Looking back on it all I realise that America never struck me as a new country, although its inhabitants often seemed to be a new people. The cities are more mature than the citizens. New York, Chicago, Boston, Philadelphia, Washington - all have an air of permanence and age. The buildings, even the most fantastic, suggest indigenousness, or at least stability; nor would the presence of more ancient structures increase this effect. To the eye of the ordinary Englishman accustomed to work in what we call the City, in Fleet Street, in the Strand, in Piccadilly, or in Oxford Street, New York would not appear to be a younger place than London, and Boston might easily strike him as older. Nor is London more than a little older, except in spots, such as the Tower and the Temple and the Abbey, and that little Tudor row in Holborn, all separated by vast tracts of modernity. Indeed, I would almost go farther and say that London sets up an illusion of being newer even than New York by reason of its more disturbing street traffic both in the roads and on the footways, and the prevalence of the gaily coloured omnibuses which thunder along so many thoroughfares in notable contrast with the sedate and sober vehicles that serve Fifth Avenue and are hardly seen elsewhere.
Meanwhile an illusion of antiquity is set up by New York's habit of commingling business houses and private residences, which surely belongs to an older order of society. In London we have done away with such a blend. Our nearest approach to Fifth Avenue is, I suppose, Regent Street; but there are no mansions among the shops of Regent Street. Our shops are there and our mansions are elsewhere, far away, in what we call residential quarters - such as Park Lane, Queen's Gate, Mayfair, the Bayswater Road, and Grosvenor Square. To turn out of Fifth Avenue into the quiet streets where people live is to receive a distinct impression of sedateness such as New York is never supposed to convey. One has the same feeling in the other great American cities.

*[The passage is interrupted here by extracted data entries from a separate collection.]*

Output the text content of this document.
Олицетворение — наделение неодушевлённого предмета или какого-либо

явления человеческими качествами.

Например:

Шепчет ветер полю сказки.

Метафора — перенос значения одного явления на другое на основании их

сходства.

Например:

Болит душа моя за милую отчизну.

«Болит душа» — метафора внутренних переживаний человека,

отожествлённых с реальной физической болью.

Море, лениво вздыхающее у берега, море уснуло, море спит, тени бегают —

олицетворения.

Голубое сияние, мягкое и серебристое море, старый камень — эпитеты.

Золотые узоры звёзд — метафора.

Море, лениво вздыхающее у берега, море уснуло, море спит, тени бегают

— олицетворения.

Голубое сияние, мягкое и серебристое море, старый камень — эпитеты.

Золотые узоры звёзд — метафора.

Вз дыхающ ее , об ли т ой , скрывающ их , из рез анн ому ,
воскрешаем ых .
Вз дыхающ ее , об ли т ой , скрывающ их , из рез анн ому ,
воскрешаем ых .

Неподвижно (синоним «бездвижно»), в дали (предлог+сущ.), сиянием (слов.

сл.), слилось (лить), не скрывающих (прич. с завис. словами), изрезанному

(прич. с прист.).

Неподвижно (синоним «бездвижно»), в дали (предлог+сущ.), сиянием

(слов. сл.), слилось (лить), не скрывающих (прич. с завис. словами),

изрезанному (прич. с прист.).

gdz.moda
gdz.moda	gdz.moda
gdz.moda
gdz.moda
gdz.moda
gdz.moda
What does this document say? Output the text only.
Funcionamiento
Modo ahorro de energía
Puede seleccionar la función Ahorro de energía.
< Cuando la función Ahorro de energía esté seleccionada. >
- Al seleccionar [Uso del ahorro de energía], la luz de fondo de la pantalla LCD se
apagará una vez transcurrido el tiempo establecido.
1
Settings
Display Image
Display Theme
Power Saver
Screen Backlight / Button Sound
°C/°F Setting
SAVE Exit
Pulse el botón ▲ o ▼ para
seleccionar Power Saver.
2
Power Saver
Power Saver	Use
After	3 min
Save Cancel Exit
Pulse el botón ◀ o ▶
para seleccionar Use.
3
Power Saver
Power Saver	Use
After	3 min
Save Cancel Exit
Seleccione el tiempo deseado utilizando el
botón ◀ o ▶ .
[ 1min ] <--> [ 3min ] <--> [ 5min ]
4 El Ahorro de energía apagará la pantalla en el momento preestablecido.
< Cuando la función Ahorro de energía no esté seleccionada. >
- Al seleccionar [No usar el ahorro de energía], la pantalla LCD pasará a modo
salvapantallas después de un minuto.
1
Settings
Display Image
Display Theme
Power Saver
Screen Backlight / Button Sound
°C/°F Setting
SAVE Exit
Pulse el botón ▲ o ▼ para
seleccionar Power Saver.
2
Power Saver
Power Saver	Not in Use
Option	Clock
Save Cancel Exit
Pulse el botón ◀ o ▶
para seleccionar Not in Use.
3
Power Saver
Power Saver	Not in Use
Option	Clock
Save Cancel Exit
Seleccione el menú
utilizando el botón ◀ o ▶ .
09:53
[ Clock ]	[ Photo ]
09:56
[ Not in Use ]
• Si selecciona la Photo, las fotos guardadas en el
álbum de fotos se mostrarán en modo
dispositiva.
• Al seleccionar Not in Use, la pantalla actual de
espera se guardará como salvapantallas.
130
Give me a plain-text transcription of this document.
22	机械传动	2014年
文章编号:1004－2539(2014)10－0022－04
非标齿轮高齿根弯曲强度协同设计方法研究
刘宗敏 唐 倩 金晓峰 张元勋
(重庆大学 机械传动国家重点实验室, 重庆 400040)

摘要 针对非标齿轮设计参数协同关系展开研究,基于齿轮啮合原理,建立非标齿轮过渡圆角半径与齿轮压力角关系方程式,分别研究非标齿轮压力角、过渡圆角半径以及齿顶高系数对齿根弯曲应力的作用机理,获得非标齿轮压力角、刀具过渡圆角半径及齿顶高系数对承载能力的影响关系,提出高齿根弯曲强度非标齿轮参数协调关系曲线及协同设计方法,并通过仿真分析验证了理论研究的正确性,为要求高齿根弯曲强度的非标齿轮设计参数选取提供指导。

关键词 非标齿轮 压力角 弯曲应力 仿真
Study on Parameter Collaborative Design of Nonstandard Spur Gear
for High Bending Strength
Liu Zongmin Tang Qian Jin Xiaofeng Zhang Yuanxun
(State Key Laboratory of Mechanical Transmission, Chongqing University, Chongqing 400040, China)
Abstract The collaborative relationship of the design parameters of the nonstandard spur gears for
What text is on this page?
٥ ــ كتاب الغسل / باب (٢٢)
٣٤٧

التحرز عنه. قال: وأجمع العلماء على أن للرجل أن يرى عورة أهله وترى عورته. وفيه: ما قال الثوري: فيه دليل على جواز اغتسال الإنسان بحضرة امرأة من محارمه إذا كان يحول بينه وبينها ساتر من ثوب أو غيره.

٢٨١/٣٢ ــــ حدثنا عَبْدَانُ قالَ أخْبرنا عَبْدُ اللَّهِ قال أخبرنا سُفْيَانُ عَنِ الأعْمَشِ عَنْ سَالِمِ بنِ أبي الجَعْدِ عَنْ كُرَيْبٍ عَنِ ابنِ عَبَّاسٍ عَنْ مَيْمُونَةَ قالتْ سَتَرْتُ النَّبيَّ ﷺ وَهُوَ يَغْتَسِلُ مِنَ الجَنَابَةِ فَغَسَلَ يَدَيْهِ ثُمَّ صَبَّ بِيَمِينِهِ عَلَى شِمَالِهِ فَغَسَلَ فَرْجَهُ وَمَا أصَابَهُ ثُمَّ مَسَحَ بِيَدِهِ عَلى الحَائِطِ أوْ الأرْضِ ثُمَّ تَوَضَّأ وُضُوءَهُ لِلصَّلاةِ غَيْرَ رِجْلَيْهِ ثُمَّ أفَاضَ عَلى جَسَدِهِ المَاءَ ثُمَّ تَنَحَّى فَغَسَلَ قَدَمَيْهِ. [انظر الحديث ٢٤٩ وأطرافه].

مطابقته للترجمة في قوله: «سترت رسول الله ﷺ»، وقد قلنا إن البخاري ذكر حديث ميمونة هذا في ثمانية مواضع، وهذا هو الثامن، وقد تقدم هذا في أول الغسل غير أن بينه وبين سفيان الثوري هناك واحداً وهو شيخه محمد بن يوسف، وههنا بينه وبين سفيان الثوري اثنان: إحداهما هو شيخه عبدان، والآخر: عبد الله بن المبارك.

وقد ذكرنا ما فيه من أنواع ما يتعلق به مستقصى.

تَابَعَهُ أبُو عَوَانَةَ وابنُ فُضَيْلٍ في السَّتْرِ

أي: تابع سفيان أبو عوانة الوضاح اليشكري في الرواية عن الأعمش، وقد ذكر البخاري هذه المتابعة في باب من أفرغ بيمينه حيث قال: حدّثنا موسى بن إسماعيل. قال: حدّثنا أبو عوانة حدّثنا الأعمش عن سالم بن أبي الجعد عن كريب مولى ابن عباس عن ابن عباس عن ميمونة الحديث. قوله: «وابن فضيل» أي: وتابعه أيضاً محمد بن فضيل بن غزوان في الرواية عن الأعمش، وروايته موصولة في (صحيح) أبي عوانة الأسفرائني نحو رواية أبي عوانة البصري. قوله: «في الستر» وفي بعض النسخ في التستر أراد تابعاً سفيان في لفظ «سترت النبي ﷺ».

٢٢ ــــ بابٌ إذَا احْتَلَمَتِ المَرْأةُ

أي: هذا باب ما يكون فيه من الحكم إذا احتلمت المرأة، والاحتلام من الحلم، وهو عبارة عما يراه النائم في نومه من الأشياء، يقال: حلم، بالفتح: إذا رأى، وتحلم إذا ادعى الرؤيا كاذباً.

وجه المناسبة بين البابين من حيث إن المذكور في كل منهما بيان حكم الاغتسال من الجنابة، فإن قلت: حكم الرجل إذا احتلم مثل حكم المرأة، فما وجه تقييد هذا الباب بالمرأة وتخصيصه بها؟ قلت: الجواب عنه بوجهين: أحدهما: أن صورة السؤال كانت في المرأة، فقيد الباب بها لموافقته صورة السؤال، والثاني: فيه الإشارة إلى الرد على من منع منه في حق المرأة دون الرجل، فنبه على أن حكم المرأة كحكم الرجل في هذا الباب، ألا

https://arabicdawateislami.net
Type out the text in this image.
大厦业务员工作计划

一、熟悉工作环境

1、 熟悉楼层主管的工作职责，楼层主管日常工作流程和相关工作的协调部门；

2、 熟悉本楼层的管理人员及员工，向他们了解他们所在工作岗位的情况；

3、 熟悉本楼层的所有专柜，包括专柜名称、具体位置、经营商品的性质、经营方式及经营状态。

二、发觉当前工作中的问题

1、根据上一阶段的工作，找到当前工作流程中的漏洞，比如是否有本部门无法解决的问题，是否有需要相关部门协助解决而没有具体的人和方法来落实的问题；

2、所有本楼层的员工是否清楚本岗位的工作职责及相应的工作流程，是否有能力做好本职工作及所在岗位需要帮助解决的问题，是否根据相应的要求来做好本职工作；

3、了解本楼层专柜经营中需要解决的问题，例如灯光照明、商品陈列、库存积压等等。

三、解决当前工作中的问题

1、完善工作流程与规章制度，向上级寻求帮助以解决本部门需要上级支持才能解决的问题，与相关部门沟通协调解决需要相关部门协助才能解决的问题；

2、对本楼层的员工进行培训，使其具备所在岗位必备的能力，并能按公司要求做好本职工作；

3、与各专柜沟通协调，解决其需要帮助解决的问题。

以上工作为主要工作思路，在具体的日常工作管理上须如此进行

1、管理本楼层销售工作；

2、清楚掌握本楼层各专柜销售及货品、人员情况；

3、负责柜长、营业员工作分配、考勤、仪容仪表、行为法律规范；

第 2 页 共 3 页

But when it comes to their inhabitants there are to the English eye fewer signs of maturity. I have never been able to get rid of the idea that every one I have met in America, no matter how grave a senior, instead of being really and self-consciously in the thick of life, is only getting ready to begin. Perhaps this is due in part to the pleasure - the excitement almost - which American business men - and all Americans are business men - take in their work. They not merely do it, but they enjoy doing it and they watch themselves doing it. They seem to have a knack of withdrawing aside and observing themselves as from the stalls, not without applause. In other words, they dramatise continually. Now, one does not do this when one is old - it is a childish game - and it is another proof that they are younger than we, who do not enjoy our work, and indeed, most of us, are ashamed of it and want the world to believe that we live like the lilies on private means.
Similarly, many Americans seem, when they talk, to be two persons: one the talker, and the other the listener charmed by the quality of his discourse. There is nothing detrimental in such duplicity. Indeed, I think I have a very real envy of it. But one of the defects of the listening habit is perhaps to make them too rhetorical, too verbose. It is odd that the nation that has given us so much epigrammatic slang and the telegraph and the telephone and the typewriter should have so little of what might be called intellectual short-hand. But so it is. Too many Americans are remorseless when they are making themselves clear.
Yet the passion for printed idiomatic sententiousness and arresting trade-notices is visible all the time. You see it in the newspapers and in the shops. I found a children's millinery shop in New York with this laconic indication of its scope, in permanent letters, on the plate-glass window: "Lids for Kids." A New York undertaker, I am told, has affixed to all his hearses the too legible legend: "You may linger, but I'll get you yet."
When it comes to descriptive new words, coined rapidly to meet occasions, we English are nowhere compared with the Americans. Could there be anything better than the term "Nearbeer" to reveal at a blow the character of a substitute for ale? I take off my hat, too, to "crape-hanger," which leaves "kill-joy" far in the rear. But "optience" for a cinema audience, which sees but does not hear, though ingenious, is less admirable.
Although I found the walls of business offices in New York and elsewhere decorated with pithy counsel to callers, and discouragements to irrelevance, such as "Come to the point but don't camp on it," "To hell with yesterday," and so forth, I am very doubtful if with all these suggestions of practical address and Napoleonic efficiency the American business man is as quick and decisive as ours can be. There is more autobiography talked in American offices than in English; more getting ready to begin.
I have, however, no envy of the American man's inability to loaf and invite his soul, as his great democratic poet was able to do. I think that this unfamiliarity with armchair life is a misfortune. That article of furniture, we must suppose, is for older civilisations, where men have either, after earning the right to recline, taken their ease gracefully, or have inherited their fortune and are partial to idleness. It consorts ill with those who are still either continually and restlessly in pursuit of the dollar or are engaged in the occupation of watching dollars automatically arrive.